Réseaux internationaux et partage d’expérience
Pour Enrico Chiesa, cette formation n’a de sens que si elle s’inscrit dans des réseaux plus larges. Il cite le réseau EAVE, « qui réunit des producteurs du monde entier », ou encore des ateliers comme ceux de La Femis ou d’autres structures internationales, en soulignant que les compétences acquises sont « valables dans le monde entier ». L’objectif est que les producteurs formés puissent ensuite intégrer ces réseaux, travailler « d’un pays à l’autre, d’une zone à l’autre, d’une région à l’autre ».
Eugénie Michel‑Villette, qui a assuré une intervention de 16 heures dans le cadre du « Parcours panafricain de production », insiste sur la dimension de réciprocité de ces formations. Les questions des participants sont « extrêmement stimulantes », permettent aux intervenants de « se perfectionner » et de continuer à interroger leurs propres pratiques, tandis que le dispositif, avec « 20 participants » et « 80 personnes en ligne » en masterclass, permet de toucher un large public de professionnels.
Coproduction et confiance, fonds fermés et fonds émergents
En fin de séance, la parole est donnée au public, qui interroge les panélistes sur la fermeture de nombreux fonds européens et la dépendance accrue que cela crée envers les coproducteurs du Nord.
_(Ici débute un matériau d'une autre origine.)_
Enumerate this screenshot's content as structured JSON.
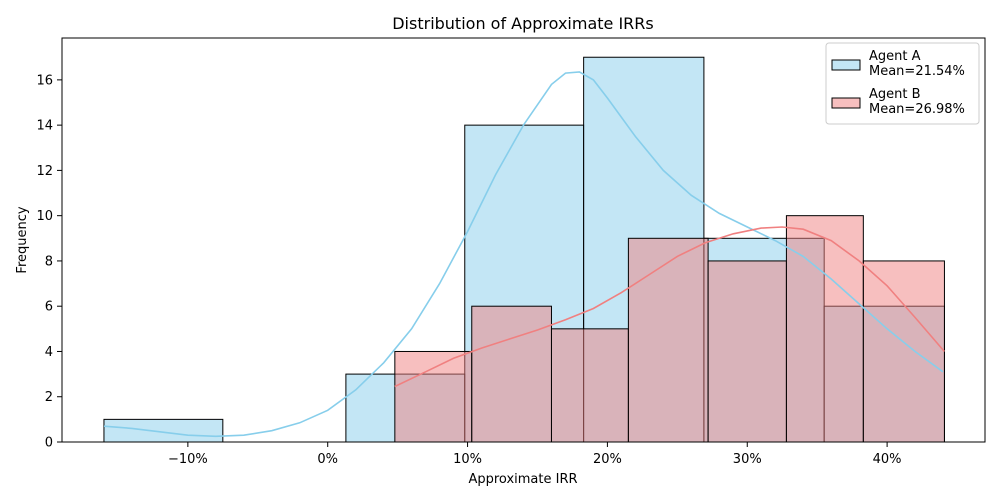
{
  "chart_data": {
    "type": "histogram",
    "title": "Distribution of Approximate IRRs",
    "xlabel": "Approximate IRR",
    "ylabel": "Frequency",
    "xlim": [
      -19.0,
      47.0
    ],
    "ylim": [
      0,
      17.85
    ],
    "x_ticks": [
      -10,
      0,
      10,
      20,
      30,
      40
    ],
    "x_tick_labels": [
      "−10%",
      "0%",
      "10%",
      "20%",
      "30%",
      "40%"
    ],
    "y_ticks": [
      0,
      2,
      4,
      6,
      8,
      10,
      12,
      14,
      16
    ],
    "y_tick_labels": [
      "0",
      "2",
      "4",
      "6",
      "8",
      "10",
      "12",
      "14",
      "16"
    ],
    "legend_position": "top-right",
    "series": [
      {
        "name": "Agent A",
        "legend_line2": "Mean=21.54%",
        "fill": "#87ceeb",
        "line": "#87ceeb",
        "bins": [
          {
            "x0": -16.0,
            "x1": -7.5,
            "count": 1
          },
          {
            "x0": -7.5,
            "x1": 1.3,
            "count": 0
          },
          {
            "x0": 1.3,
            "x1": 9.8,
            "count": 3
          },
          {
            "x0": 9.8,
            "x1": 18.3,
            "count": 14
          },
          {
            "x0": 18.3,
            "x1": 26.9,
            "count": 17
          },
          {
            "x0": 26.9,
            "x1": 35.5,
            "count": 9
          },
          {
            "x0": 35.5,
            "x1": 44.1,
            "count": 6
          }
        ],
        "kde": [
          [
            -16.0,
            0.7
          ],
          [
            -14.0,
            0.6
          ],
          [
            -12.0,
            0.45
          ],
          [
            -10.0,
            0.3
          ],
          [
            -8.0,
            0.25
          ],
          [
            -6.0,
            0.3
          ],
          [
            -4.0,
            0.5
          ],
          [
            -2.0,
            0.85
          ],
          [
            0.0,
            1.4
          ],
          [
            2.0,
            2.3
          ],
          [
            4.0,
            3.5
          ],
          [
            6.0,
            5.0
          ],
          [
            8.0,
            7.0
          ],
          [
            10.0,
            9.3
          ],
          [
            12.0,
            11.8
          ],
          [
            14.0,
            14.0
          ],
          [
            16.0,
            15.8
          ],
          [
            17.0,
            16.3
          ],
          [
            18.0,
            16.35
          ],
          [
            19.0,
            16.0
          ],
          [
            20.0,
            15.2
          ],
          [
            22.0,
            13.5
          ],
          [
            24.0,
            12.0
          ],
          [
            26.0,
            10.9
          ],
          [
            28.0,
            10.1
          ],
          [
            30.0,
            9.5
          ],
          [
            32.0,
            8.9
          ],
          [
            34.0,
            8.2
          ],
          [
            36.0,
            7.2
          ],
          [
            38.0,
            6.1
          ],
          [
            40.0,
            5.0
          ],
          [
            42.0,
            4.0
          ],
          [
            44.0,
            3.1
          ]
        ]
      },
      {
        "name": "Agent B",
        "legend_line2": "Mean=26.98%",
        "fill": "#f08080",
        "line": "#f08080",
        "bins": [
          {
            "x0": 4.8,
            "x1": 10.3,
            "count": 4
          },
          {
            "x0": 10.3,
            "x1": 16.0,
            "count": 6
          },
          {
            "x0": 16.0,
            "x1": 21.5,
            "count": 5
          },
          {
            "x0": 21.5,
            "x1": 27.2,
            "count": 9
          },
          {
            "x0": 27.2,
            "x1": 32.8,
            "count": 8
          },
          {
            "x0": 32.8,
            "x1": 38.3,
            "count": 10
          },
          {
            "x0": 38.3,
            "x1": 44.1,
            "count": 8
          }
        ],
        "kde": [
          [
            4.8,
            2.45
          ],
          [
            7.0,
            3.1
          ],
          [
            9.0,
            3.7
          ],
          [
            11.0,
            4.15
          ],
          [
            13.0,
            4.55
          ],
          [
            15.0,
            4.95
          ],
          [
            17.0,
            5.4
          ],
          [
            19.0,
            5.9
          ],
          [
            21.0,
            6.6
          ],
          [
            23.0,
            7.4
          ],
          [
            25.0,
            8.2
          ],
          [
            27.0,
            8.8
          ],
          [
            29.0,
            9.2
          ],
          [
            31.0,
            9.45
          ],
          [
            32.5,
            9.5
          ],
          [
            34.0,
            9.4
          ],
          [
            36.0,
            8.9
          ],
          [
            38.0,
            8.0
          ],
          [
            40.0,
            6.9
          ],
          [
            42.0,
            5.5
          ],
          [
            44.1,
            4.0
          ]
        ]
      }
    ]
  }
}
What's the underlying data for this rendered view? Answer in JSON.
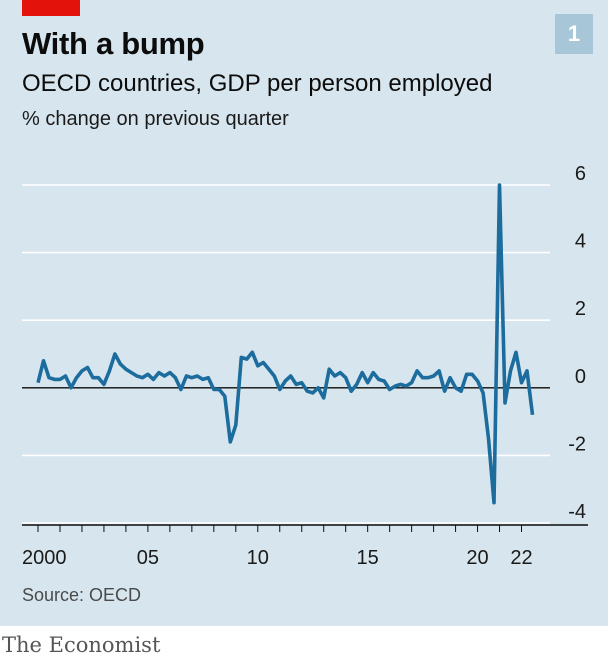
{
  "badge": "1",
  "footer": {
    "source": "Source: OECD",
    "brand": "The Economist"
  },
  "colors": {
    "line": "#1c6c9e",
    "grid": "#ffffff",
    "accent": "#e3120b",
    "background": "#d7e6ee"
  },
  "chart_data": {
    "type": "line",
    "title": "With a bump",
    "subtitle": "OECD countries, GDP per person employed",
    "ylabel": "% change on previous quarter",
    "xlabel": "",
    "ylim": [
      -4,
      6
    ],
    "yticks": [
      6,
      4,
      2,
      0,
      -2,
      -4
    ],
    "xticks": [
      {
        "value": 2000,
        "label": "2000"
      },
      {
        "value": 2005,
        "label": "05"
      },
      {
        "value": 2010,
        "label": "10"
      },
      {
        "value": 2015,
        "label": "15"
      },
      {
        "value": 2020,
        "label": "20"
      },
      {
        "value": 2022,
        "label": "22"
      }
    ],
    "grid": true,
    "series": [
      {
        "name": "GDP per person employed",
        "x_start": 2000.0,
        "x_step": 0.25,
        "values": [
          0.15,
          0.8,
          0.3,
          0.25,
          0.25,
          0.35,
          0.0,
          0.3,
          0.5,
          0.6,
          0.3,
          0.3,
          0.1,
          0.5,
          1.0,
          0.7,
          0.55,
          0.45,
          0.35,
          0.3,
          0.4,
          0.25,
          0.45,
          0.35,
          0.45,
          0.3,
          -0.05,
          0.35,
          0.3,
          0.35,
          0.25,
          0.3,
          -0.05,
          -0.05,
          -0.25,
          -1.6,
          -1.1,
          0.9,
          0.85,
          1.05,
          0.65,
          0.75,
          0.55,
          0.35,
          -0.05,
          0.2,
          0.35,
          0.1,
          0.15,
          -0.1,
          -0.15,
          0.0,
          -0.3,
          0.55,
          0.35,
          0.45,
          0.3,
          -0.1,
          0.1,
          0.45,
          0.15,
          0.45,
          0.25,
          0.2,
          -0.05,
          0.05,
          0.1,
          0.05,
          0.15,
          0.5,
          0.3,
          0.3,
          0.35,
          0.5,
          -0.1,
          0.3,
          0.0,
          -0.1,
          0.4,
          0.4,
          0.2,
          -0.15,
          -1.5,
          -3.4,
          6.0,
          -0.45,
          0.5,
          1.05,
          0.15,
          0.5,
          -0.8
        ]
      }
    ]
  }
}
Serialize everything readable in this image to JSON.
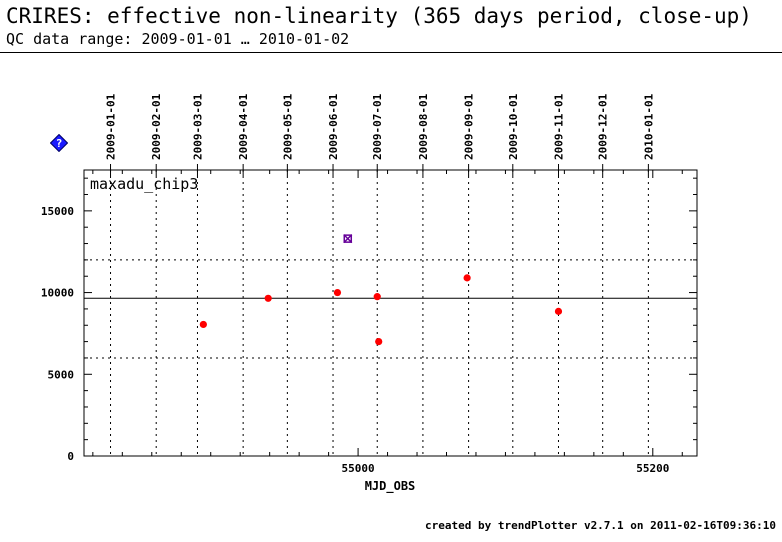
{
  "header": {
    "title": "CRIRES: effective non-linearity (365 days period, close-up)",
    "subtitle": "QC data range: 2009-01-01 … 2010-01-02"
  },
  "help_icon": {
    "name": "help-icon",
    "color": "#1a1aff",
    "glyph": "?"
  },
  "footer": {
    "text": "created by trendPlotter v2.7.1 on 2011-02-16T09:36:10"
  },
  "chart_data": {
    "type": "scatter",
    "panel_label": "maxadu_chip3",
    "xlabel": "MJD_OBS",
    "ylabel": "",
    "xlim": [
      54814,
      55230
    ],
    "ylim": [
      0,
      17500
    ],
    "x_ticks": [
      55000,
      55200
    ],
    "y_ticks": [
      0,
      5000,
      10000,
      15000
    ],
    "top_axis_dates": [
      {
        "label": "2009-01-01",
        "mjd": 54832
      },
      {
        "label": "2009-02-01",
        "mjd": 54863
      },
      {
        "label": "2009-03-01",
        "mjd": 54891
      },
      {
        "label": "2009-04-01",
        "mjd": 54922
      },
      {
        "label": "2009-05-01",
        "mjd": 54952
      },
      {
        "label": "2009-06-01",
        "mjd": 54983
      },
      {
        "label": "2009-07-01",
        "mjd": 55013
      },
      {
        "label": "2009-08-01",
        "mjd": 55044
      },
      {
        "label": "2009-09-01",
        "mjd": 55075
      },
      {
        "label": "2009-10-01",
        "mjd": 55105
      },
      {
        "label": "2009-11-01",
        "mjd": 55136
      },
      {
        "label": "2009-12-01",
        "mjd": 55166
      },
      {
        "label": "2010-01-01",
        "mjd": 55197
      }
    ],
    "reference_line": 9650,
    "threshold_lines": [
      6000,
      12000
    ],
    "series": [
      {
        "color": "#ff0000",
        "points": [
          {
            "x": 54895,
            "y": 8050
          },
          {
            "x": 54939,
            "y": 9650
          },
          {
            "x": 54986,
            "y": 10000
          },
          {
            "x": 55013,
            "y": 9750
          },
          {
            "x": 55014,
            "y": 7000
          },
          {
            "x": 55074,
            "y": 10900
          },
          {
            "x": 55136,
            "y": 8850
          }
        ]
      },
      {
        "color": "#660099",
        "marker": "cross-square",
        "points": [
          {
            "x": 54993,
            "y": 13300
          }
        ]
      }
    ],
    "grid": true
  }
}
Houda El Amri renvoie la question à la responsabilité des États africains : tant qu’il n’y aura pas de « fonds souverains africains », cette dépendance perdurera, et il faudra continuer à « migrer » pour aller chercher des financements ailleurs.
Enrico Chiesa apporte une note d’espoir en rappelant que, si des fonds ferment en Europe, d’autres s’ouvrent ou se renforcent en Afrique : fonds marocain, tunisien, burkinabè, sénégalais, ivoirien, mais aussi rwandais, béninois, ghanéen, togolais ou guinéen en cours de structuration. Il souligne que la création de ces fonds est « très rarement l’initiative d’un État », mais le résultat d’un « lobbying intensif des producteurs et des réalisateurs », comme au Maroc ou au Sénégal, et offre l’appui de l’OIF pour fournir une assistance technique (juristes, fiscalistes) aux pays qui souhaitent mettre en place de tels dispositifs.
Une coproduction qui dépasse le financement
Maklor Babutulua conclut en rappelant que cette discussion montre que « la coproduction dépasse largement la question du financement ». Elle touche à « l’identité des récits », à la circulation des œuvres, à l’équilibre des collaborations et à la manière dont le cinéma africain est en train « de construire son avenir ». Entre labs, nouveaux fonds, initiatives de formation et expériences de coproduction Sud‑Sud, la table‑ronde dessine un paysage en pleine mutation, où la structuration des producteurs, la circulation des films et la consolidation des publics apparaissent comme les enjeux centraux des années à venir.